Aligning AI Agents via Information-Directed Sampling
This addresses the challenge of aligning AI agents with human interests in scenarios with unknown preferences and exploration costs, though it is incremental as it builds on existing bandit frameworks.
The paper tackles the AI alignment problem by defining a bandit alignment framework where an agent must maximize long-term reward by interacting with an environment and human with unknown preferences, balancing exploration and exploitation. They show that information-directed sampling achieves favorable regret, outperforming naive methods and Thompson sampling in a toy problem.

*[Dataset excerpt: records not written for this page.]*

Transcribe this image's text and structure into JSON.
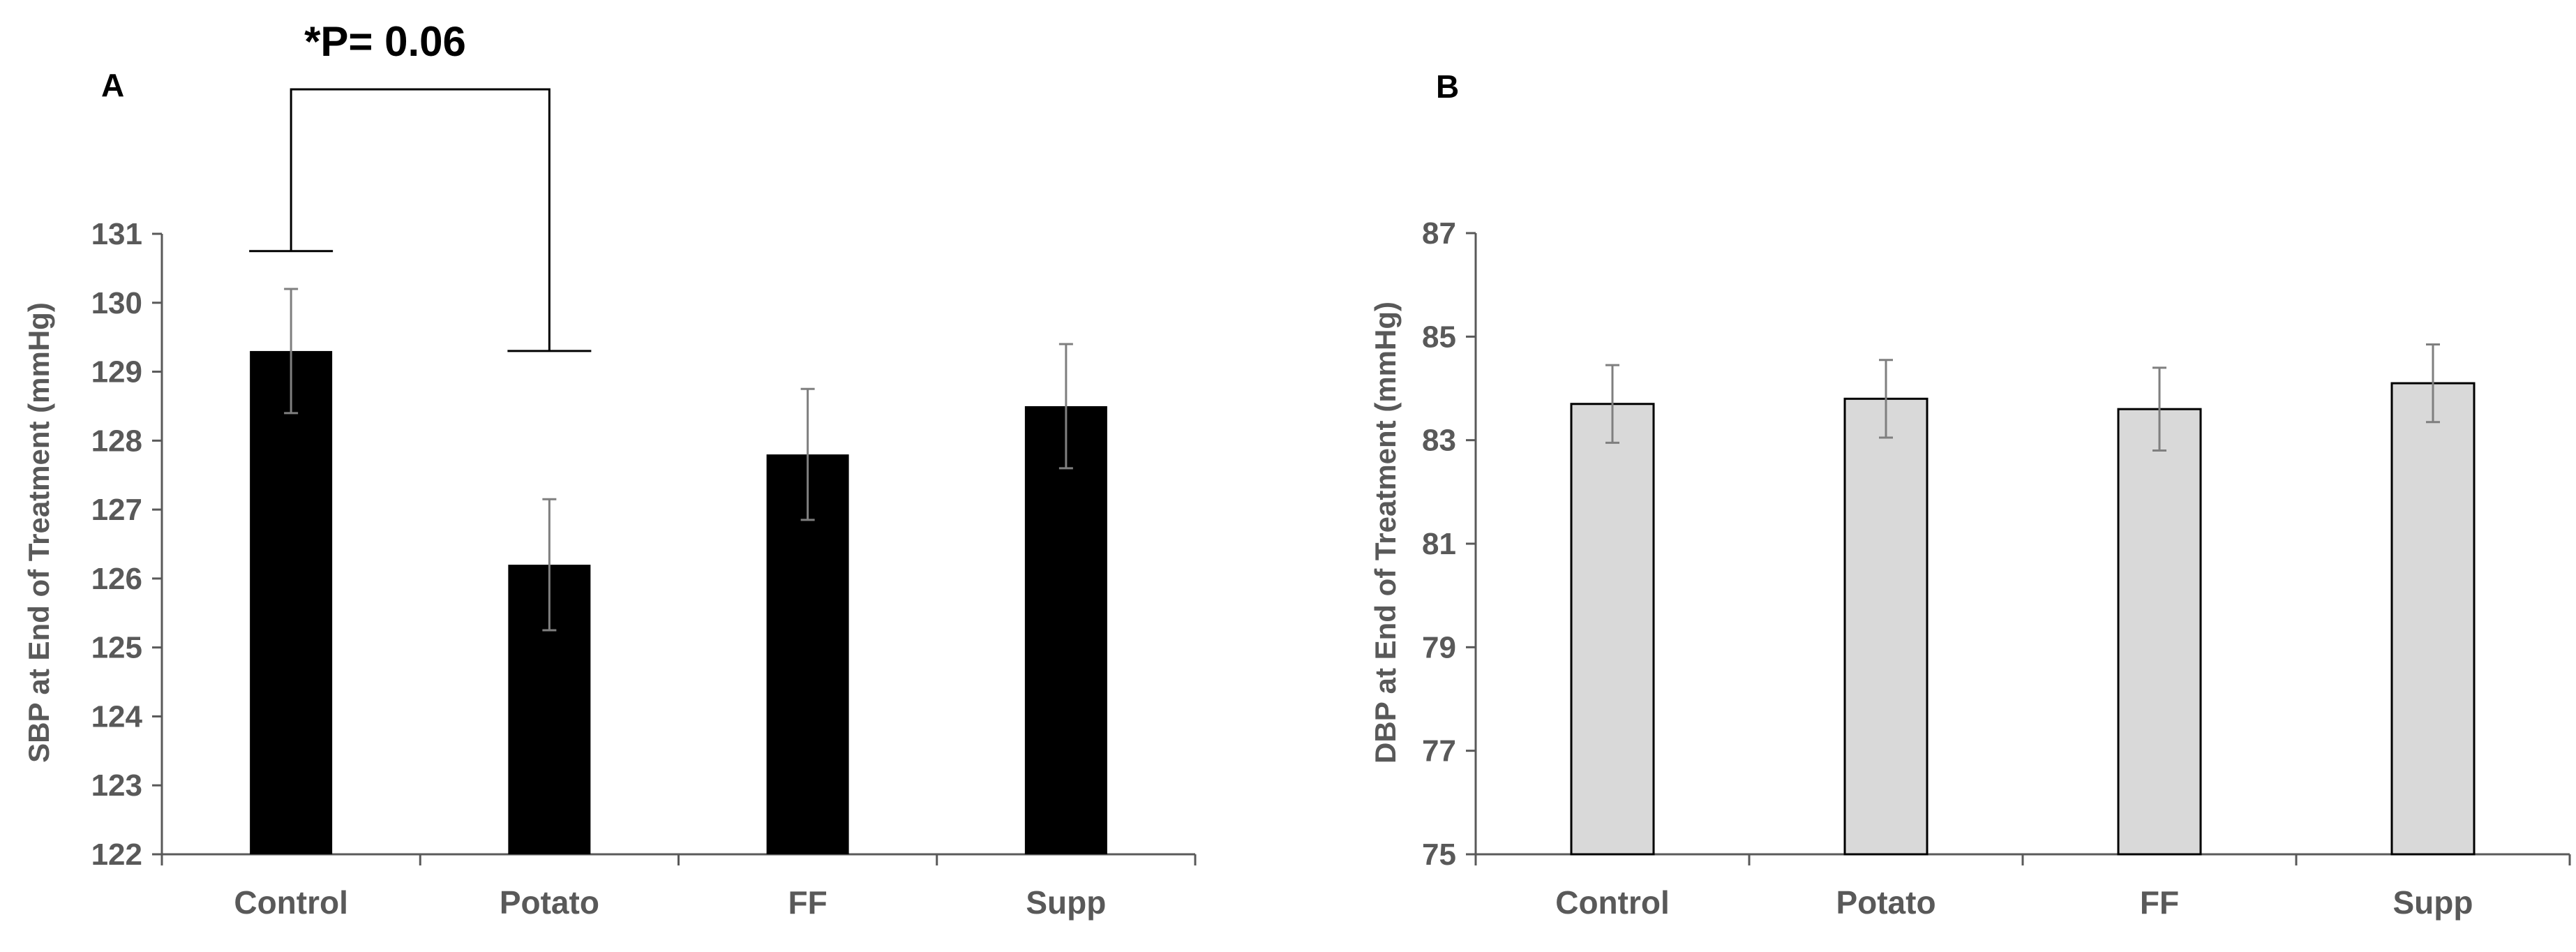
{
  "chart_data": [
    {
      "type": "bar",
      "panel_label": "A",
      "categories": [
        "Control",
        "Potato",
        "FF",
        "Supp"
      ],
      "values": [
        129.3,
        126.2,
        127.8,
        128.5
      ],
      "error": [
        0.9,
        0.95,
        0.95,
        0.9
      ],
      "ylabel": "SBP at End of Treatment (mmHg)",
      "xlabel": "",
      "ylim": [
        122,
        131
      ],
      "yticks": [
        122,
        123,
        124,
        125,
        126,
        127,
        128,
        129,
        130,
        131
      ],
      "bar_color": "#000000",
      "annotation": {
        "text": "*P= 0.06",
        "from": "Control",
        "to": "Potato",
        "from_value": 130.75,
        "to_value": 129.3
      }
    },
    {
      "type": "bar",
      "panel_label": "B",
      "categories": [
        "Control",
        "Potato",
        "FF",
        "Supp"
      ],
      "values": [
        83.7,
        83.8,
        83.6,
        84.1
      ],
      "error": [
        0.75,
        0.75,
        0.8,
        0.75
      ],
      "ylabel": "DBP  at End of Treatment (mmHg)",
      "xlabel": "",
      "ylim": [
        75,
        87
      ],
      "yticks": [
        75,
        77,
        79,
        81,
        83,
        85,
        87
      ],
      "bar_color": "#d9d9d9"
    }
  ]
}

The staggering feats of AI systems have brought to attention the topic of AI Alignment: aligning a "superintelligent" AI agent's actions with humanity's interests. Many existing frameworks/algorithms in alignment study the problem on a myopic horizon or study learning from human feedback in isolation, relying on the contrived assumption that the agent has already perfectly identified the environment. As a starting point to address these limitations, we define a class of bandit alignment problems as an extension of classic multi-armed bandit problems. A bandit alignment problem involves an agent tasked with maximizing long-run expected reward by interacting with an environment and a human, both involving details/preferences initially unknown to the agent. The reward of actions in the environment depends on both observed outcomes and human preferences. Furthermore, costs are associated with querying the human to learn preferences. Therefore, an effective agent ought to intelligently trade-off exploration (of the environment and human) and exploitation. We study these trade-offs theoretically and empirically in a toy bandit alignment problem which resembles the beta-Bernoulli bandit. We demonstrate while naive exploration algorithms which reflect current practices and even touted algorithms such as Thompson sampling both fail to provide acceptable solutions to this problem, information-directed sampling achieves favorable regret.